By the late 1980s, momentum was growing to move away from institutional care and toward community-based living for people with developmental disabilities. In Washington State, that momentum was intensified by a reckoning with the conditions inside state-run institutions.

In 1987, federal surveyors decertified five of Washington’s six institutions for people with developmental disabilities from the Medicaid program, citing widespread failures to meet basic standards of care. This action exposed deep systemic problems and made clear that the institutional model was not ensuring the health, safety, or dignity of the people who lived there.

In response, Washington expanded funding for community residential services and tenant support, helping individuals with developmental disabilities live in stable housing within their communities rather than in large, segregated settings. At the same time, the state developed and adopted Residential Services Guidelines that set clear expectations for health and safety, protection from abuse and neglect, personal choice, relationships, and overall quality of life.

The Washington State Developmental Disabilities Council was an active participant in the development of these Residential Services Guidelines, working alongside people with developmental disabilities, family members, service providers, advocates, and state agencies.

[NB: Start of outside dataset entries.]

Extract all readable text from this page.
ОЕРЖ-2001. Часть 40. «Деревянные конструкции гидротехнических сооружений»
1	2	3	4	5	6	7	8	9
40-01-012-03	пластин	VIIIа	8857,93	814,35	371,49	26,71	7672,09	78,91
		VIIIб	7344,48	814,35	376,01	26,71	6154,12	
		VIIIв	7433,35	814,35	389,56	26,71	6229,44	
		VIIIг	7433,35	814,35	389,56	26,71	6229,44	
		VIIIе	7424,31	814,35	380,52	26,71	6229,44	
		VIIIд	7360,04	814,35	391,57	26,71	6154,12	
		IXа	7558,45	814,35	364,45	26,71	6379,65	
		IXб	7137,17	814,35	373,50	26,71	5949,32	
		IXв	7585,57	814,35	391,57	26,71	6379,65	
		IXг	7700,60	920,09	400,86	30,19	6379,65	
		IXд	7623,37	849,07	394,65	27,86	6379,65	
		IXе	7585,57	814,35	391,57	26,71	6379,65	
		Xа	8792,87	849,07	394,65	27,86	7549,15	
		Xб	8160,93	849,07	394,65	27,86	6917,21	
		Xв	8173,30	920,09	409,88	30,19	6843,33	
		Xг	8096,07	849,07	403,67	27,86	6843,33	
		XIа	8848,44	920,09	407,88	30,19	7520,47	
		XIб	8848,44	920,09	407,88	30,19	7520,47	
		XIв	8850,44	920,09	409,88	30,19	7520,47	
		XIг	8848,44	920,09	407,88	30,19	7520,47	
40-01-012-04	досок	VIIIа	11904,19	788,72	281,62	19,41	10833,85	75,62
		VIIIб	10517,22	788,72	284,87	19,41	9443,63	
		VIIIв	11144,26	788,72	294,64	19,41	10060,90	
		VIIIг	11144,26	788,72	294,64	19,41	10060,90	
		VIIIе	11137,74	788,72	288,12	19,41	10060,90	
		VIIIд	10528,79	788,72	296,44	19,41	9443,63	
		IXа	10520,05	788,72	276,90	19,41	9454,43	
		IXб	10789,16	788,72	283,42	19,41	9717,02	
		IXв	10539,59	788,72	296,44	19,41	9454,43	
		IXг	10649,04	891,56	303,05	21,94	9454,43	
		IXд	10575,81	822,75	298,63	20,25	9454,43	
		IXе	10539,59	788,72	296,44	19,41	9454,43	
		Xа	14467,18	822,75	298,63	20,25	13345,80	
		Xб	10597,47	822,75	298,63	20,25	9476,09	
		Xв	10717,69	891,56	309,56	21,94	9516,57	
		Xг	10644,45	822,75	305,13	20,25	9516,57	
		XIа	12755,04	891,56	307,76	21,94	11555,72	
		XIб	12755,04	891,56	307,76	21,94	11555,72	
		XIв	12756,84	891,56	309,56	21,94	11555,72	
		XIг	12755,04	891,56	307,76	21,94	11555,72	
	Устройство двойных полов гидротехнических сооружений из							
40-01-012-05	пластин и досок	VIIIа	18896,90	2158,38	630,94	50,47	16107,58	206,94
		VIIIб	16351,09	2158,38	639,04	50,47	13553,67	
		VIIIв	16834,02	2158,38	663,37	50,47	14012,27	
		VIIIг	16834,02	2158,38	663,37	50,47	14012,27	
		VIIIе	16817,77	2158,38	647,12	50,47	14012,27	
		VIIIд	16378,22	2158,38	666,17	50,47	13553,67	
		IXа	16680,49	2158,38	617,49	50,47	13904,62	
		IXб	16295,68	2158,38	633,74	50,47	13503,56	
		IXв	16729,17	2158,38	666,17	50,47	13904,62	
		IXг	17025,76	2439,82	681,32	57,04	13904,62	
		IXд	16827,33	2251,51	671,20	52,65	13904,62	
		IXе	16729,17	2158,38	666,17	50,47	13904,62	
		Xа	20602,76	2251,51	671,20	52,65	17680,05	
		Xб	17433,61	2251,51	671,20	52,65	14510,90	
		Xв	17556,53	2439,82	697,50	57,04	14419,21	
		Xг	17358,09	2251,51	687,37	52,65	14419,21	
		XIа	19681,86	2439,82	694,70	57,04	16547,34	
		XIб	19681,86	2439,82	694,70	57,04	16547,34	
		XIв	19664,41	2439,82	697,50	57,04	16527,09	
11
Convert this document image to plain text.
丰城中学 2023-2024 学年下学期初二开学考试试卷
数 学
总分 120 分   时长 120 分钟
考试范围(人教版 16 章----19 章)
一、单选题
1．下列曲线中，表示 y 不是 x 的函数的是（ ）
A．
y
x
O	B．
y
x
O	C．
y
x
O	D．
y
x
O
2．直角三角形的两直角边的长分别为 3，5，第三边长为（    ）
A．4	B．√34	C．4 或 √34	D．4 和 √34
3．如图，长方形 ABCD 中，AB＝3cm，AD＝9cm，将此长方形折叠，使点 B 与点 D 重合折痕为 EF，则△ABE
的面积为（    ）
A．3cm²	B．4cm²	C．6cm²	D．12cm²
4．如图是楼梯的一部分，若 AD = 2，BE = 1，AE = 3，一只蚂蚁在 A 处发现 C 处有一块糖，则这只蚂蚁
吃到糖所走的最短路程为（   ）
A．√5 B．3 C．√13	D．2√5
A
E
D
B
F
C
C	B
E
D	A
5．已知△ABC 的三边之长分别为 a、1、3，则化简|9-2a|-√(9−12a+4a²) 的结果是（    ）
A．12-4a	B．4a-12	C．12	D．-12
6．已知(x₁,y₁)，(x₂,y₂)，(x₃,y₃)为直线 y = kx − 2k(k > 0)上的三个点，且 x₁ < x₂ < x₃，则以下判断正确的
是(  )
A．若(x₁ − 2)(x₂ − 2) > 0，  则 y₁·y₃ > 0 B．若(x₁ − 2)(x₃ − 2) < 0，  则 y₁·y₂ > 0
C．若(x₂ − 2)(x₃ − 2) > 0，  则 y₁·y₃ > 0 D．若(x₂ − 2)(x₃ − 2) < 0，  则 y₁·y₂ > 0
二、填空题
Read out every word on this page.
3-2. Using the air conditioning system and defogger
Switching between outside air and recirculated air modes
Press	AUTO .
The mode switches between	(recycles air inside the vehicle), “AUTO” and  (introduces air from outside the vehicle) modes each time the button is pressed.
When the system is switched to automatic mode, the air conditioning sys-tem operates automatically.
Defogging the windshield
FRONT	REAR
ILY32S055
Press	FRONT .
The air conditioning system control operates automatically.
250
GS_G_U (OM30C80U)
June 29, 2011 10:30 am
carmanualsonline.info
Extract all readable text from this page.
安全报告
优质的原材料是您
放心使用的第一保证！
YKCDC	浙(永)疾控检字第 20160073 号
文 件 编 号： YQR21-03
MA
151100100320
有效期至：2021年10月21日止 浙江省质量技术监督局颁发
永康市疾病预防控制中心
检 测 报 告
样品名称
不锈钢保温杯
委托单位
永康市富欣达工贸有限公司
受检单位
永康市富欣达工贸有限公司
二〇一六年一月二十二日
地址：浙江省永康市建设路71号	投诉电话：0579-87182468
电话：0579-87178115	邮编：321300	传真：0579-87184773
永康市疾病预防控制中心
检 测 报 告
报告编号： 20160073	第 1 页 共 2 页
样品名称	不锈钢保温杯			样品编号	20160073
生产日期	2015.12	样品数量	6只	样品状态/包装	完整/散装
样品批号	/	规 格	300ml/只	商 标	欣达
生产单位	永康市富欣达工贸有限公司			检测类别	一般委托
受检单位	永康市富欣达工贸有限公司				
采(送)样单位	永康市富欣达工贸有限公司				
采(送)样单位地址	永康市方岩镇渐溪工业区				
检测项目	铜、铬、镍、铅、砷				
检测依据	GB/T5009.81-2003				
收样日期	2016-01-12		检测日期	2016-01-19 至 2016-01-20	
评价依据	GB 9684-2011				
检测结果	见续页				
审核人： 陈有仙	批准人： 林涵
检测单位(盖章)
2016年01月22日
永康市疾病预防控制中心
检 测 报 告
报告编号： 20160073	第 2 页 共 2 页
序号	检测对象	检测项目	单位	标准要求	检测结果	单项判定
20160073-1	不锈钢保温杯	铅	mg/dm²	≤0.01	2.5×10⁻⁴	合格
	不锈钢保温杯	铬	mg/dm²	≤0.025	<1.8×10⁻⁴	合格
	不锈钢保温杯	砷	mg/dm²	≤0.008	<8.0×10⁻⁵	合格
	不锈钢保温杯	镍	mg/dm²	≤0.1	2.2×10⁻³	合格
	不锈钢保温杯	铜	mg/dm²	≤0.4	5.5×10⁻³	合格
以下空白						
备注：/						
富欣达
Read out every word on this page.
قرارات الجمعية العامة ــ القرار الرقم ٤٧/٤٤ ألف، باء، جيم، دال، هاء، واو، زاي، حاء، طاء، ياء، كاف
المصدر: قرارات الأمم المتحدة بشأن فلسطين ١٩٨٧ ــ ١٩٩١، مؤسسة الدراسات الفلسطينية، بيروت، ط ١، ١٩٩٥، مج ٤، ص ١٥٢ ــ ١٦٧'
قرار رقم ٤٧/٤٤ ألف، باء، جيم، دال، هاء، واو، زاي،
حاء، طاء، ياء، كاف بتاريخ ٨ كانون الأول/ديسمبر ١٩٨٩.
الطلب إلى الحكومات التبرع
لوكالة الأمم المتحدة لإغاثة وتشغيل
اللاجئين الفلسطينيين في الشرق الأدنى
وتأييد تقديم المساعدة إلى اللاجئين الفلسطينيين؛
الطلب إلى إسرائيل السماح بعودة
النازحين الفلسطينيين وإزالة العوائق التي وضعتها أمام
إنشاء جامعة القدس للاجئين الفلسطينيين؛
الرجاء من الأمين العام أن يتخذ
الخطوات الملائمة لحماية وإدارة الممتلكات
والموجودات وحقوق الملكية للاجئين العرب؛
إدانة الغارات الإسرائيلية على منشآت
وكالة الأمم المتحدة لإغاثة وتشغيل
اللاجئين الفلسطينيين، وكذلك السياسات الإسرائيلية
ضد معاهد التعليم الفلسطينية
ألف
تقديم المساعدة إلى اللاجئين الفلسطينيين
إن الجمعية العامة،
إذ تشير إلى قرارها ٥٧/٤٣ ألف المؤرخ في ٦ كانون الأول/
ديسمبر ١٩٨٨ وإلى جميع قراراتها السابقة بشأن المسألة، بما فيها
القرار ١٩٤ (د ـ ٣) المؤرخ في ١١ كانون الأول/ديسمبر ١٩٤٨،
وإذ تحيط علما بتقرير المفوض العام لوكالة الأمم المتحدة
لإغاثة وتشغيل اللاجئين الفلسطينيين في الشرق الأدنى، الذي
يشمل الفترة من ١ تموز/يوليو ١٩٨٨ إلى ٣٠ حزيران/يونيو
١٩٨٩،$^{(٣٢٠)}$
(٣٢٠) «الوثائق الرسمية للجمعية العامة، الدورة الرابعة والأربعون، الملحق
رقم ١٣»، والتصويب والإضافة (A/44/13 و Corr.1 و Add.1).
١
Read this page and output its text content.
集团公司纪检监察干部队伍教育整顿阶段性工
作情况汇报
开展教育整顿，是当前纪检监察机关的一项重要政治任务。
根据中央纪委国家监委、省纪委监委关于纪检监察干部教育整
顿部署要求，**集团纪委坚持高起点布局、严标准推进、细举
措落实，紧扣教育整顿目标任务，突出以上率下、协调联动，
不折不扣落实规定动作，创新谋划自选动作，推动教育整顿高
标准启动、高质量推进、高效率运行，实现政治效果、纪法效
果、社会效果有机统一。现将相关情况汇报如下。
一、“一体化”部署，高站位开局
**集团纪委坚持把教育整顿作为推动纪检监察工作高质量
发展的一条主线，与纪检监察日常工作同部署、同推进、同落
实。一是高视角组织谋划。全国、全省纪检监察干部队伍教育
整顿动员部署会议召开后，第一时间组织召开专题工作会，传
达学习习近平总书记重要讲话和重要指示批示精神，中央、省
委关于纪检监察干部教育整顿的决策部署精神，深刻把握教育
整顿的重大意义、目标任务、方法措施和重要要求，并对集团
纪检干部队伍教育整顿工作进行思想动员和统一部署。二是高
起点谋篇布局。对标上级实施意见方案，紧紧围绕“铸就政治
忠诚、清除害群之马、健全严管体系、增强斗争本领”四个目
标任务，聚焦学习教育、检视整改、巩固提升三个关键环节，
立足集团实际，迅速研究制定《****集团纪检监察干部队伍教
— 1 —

This collaborative effort helped ensure that the guidelines reflected lived experience and emphasized individual rights, accountability, and community integration rather than institutional convenience.

Together, these changes marked a decisive shift in direction. Community living was no longer treated as an alternative or pilot approach, but as a necessary and more humane model of support. Individuals were increasingly supported as tenants and neighbors, with services designed around stability, independence, and participation in everyday community life.

The legacy of this work remains visible today. Washington’s supported living system and residential oversight standards grew directly out of this late-1980s turning point, when institutional failure and collaborative reform accelerated the state’s commitment to community-based supports.